Témoignage d'un veilleur aux Invalides

veilleurs invalides.jpg22h : nous sommes un peu plus de 800 jeunes, assis par terre dans le calme, sur l’Esplanade des Invalides, avec des bougies. Axel, le chef de file du mouvement, explique au porte-voix l’esprit de cette initiative. Il s’agit de résister à ce gouvernement et à ses lois iniques, non par la violence, mais par notre force spirituelle, au sens large, celle qui habite tout homme, ce n’est pas réservé aux croyants. C’est notre vie intérieure, notre paix, notre amour qui constitue notre plus grande force de résistance ; à cela le gouvernement ne peut rien opposer. Je connais Axel de vue, il vient à EVEN le lundi soir. Il est d’un calme olympien, il parle d’une voix douce, ni coléreux, ni revendicatif ; il sait où il va et tient le cap. Il mène cela avec une jeune fille nommée Alix, peut-être 25 ans, pas plus (…)


Nous écoutons toujours des paroles et des textes, alternés avec des temps de silence. Ailleurs encore, des pétards, des sirènes… Il est difficile de rester tranquilles, ancrés dans sa « paix intérieure » comme le rappelle Axel, quand les camions de CRS passent et repassent dans tous les sens sur l’Esplanade. Des jeunes partes, d’autres se dissipent…

Un garçon récite par cœur un texte de Gramsci sur l’indifférence :

« Je hais les indifférents. (…) Ce qui se passe, le mal qui s’abat sur tous, le bien possible qu’un act héroïque peut provoquer, tout cela revient moins à l’initiative de quelques personnes qui agissent qu’à l’indifférence, à l’absentéisme de la majorité. Ce qui arrive, arrive non pas parce que certains veulent qu’il arrive, mais parce que la majorité abdique sa volonté, laisse faire, laisse se grouper les nœuds qu’ensuite seule l’épée pourra couper, laisse promulguer les lois qu’ensuite seule la révolte fera abroger, laisse aller au pouvoir les hommes qu’ensuite seule une révolution pourra renverser. La fatalité qui semble dominer l’histoire n’est que l’apparence illusoire de cette indifférence, de cet absentéisme. Des faits mûrissent à l’ombre, justes quelques mains, à l’abri de tout contrôle, tissent la toile de la vie collective, et la masse ignore, car elle ne s’en soucie point.

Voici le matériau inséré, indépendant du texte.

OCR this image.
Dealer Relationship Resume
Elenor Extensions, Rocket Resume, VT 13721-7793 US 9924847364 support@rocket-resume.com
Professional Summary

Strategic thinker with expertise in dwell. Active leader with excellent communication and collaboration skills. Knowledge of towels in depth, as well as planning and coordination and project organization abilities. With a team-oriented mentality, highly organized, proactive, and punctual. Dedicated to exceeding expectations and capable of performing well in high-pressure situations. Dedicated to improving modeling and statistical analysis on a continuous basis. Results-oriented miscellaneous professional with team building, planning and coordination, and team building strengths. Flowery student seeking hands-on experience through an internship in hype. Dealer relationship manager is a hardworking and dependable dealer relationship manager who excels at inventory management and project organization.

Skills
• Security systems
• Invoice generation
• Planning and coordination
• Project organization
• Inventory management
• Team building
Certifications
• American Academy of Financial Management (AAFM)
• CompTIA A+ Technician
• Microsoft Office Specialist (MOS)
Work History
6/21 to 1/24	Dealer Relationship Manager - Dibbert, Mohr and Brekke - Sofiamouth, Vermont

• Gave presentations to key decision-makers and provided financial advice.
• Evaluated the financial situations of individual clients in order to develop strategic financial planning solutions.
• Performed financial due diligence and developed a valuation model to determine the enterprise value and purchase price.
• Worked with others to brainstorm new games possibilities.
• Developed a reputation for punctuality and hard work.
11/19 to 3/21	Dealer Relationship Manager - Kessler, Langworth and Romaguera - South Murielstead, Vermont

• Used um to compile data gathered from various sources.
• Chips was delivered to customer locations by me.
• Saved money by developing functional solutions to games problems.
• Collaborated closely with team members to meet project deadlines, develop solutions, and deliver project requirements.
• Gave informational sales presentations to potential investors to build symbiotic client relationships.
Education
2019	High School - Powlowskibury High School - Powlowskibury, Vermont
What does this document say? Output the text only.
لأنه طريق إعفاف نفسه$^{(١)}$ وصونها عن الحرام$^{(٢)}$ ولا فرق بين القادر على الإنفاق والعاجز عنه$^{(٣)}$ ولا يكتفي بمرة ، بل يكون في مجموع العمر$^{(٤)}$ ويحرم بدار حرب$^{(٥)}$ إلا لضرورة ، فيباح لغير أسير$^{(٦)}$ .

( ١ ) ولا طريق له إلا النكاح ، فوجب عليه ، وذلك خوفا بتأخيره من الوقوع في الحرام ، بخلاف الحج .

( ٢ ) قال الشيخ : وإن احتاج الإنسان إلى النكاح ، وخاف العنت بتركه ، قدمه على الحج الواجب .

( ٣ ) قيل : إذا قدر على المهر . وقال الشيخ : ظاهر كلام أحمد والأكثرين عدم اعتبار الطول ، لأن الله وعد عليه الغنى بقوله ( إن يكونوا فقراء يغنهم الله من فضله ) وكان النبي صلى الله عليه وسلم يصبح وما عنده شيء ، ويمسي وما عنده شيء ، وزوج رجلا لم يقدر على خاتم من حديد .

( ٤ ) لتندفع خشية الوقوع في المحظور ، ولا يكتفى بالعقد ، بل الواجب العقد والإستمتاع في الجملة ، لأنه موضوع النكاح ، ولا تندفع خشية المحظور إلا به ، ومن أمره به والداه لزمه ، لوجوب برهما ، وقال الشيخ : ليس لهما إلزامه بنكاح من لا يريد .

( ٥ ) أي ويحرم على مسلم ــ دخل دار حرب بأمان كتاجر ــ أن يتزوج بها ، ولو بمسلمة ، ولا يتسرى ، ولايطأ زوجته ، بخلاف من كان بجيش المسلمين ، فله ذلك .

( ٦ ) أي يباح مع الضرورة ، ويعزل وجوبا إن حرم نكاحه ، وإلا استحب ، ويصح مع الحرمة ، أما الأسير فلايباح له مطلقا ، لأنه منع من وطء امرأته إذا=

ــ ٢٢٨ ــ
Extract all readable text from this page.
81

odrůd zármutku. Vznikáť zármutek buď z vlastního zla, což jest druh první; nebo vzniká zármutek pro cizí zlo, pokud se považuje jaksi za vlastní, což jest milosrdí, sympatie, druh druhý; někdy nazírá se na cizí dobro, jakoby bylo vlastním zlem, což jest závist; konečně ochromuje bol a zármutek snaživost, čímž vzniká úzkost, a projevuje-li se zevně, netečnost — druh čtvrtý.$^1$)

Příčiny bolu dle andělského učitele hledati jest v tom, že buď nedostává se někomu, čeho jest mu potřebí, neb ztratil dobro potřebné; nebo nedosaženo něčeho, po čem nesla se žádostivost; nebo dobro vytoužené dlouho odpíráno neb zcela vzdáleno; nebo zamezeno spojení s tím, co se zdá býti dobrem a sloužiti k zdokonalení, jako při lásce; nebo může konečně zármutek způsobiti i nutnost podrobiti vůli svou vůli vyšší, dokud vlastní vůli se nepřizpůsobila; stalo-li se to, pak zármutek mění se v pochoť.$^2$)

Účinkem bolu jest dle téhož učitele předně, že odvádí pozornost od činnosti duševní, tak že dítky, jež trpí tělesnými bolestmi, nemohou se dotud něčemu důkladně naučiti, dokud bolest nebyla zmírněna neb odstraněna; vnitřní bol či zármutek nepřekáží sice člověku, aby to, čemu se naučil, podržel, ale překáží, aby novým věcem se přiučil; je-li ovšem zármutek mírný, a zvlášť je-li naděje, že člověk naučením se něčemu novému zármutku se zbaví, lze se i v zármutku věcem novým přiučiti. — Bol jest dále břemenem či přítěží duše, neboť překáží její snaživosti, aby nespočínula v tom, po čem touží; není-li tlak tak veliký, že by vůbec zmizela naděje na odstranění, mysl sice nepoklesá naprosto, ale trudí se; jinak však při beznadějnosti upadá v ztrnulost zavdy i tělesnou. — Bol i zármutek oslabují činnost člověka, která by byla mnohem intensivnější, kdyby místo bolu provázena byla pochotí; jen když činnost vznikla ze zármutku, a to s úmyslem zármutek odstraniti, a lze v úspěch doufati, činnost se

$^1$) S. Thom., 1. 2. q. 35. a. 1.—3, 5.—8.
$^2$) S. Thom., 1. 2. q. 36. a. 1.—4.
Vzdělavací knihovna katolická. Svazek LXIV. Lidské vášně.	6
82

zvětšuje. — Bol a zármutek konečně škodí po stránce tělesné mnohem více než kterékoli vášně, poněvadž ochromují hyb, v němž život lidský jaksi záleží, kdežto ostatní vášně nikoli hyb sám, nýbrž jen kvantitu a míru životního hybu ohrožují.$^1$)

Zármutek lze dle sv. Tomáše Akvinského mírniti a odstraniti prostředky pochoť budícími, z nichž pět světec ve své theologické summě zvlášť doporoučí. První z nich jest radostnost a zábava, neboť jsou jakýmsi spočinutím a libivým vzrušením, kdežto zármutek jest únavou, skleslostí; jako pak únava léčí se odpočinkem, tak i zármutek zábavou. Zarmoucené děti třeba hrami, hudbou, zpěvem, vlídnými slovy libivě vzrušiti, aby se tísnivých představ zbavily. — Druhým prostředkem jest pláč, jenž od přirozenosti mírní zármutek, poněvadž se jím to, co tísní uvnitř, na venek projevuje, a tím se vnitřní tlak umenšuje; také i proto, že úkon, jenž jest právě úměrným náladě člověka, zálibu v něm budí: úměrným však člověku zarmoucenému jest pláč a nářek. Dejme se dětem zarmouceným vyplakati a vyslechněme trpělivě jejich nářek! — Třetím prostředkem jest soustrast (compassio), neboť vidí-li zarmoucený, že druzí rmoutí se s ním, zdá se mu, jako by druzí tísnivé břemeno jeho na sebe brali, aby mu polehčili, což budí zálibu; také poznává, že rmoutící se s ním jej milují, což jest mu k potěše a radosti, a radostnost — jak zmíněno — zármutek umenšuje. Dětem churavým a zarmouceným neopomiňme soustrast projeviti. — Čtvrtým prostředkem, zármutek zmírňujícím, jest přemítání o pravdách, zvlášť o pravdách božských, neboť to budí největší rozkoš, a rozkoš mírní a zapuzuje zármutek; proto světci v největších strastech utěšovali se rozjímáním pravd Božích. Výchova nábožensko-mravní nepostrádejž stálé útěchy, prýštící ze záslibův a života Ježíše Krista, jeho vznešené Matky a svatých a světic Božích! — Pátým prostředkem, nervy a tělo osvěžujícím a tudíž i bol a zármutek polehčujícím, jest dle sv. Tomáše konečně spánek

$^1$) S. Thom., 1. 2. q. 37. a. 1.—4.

Les destins d’une époque sont manipulés selon des vues étriquées, des buts immédiats, des ambitions et des passions personnelles de petits groupes actifs, et la masse ignore, car elle ne s’en soucie points. »

Axel nous invite encore à examiner pourquoi nous sommes là, et ce que nous voulons défendre. Nous voulons montrer notre détermination, de manière pacifique, en s’appuyant sur notre vie intérieure. Nous préférons ce que nous croyons à notre vie, à notre confort. Toujours dans un grand calme, sans exaltation, sans triomphalisme, humblement.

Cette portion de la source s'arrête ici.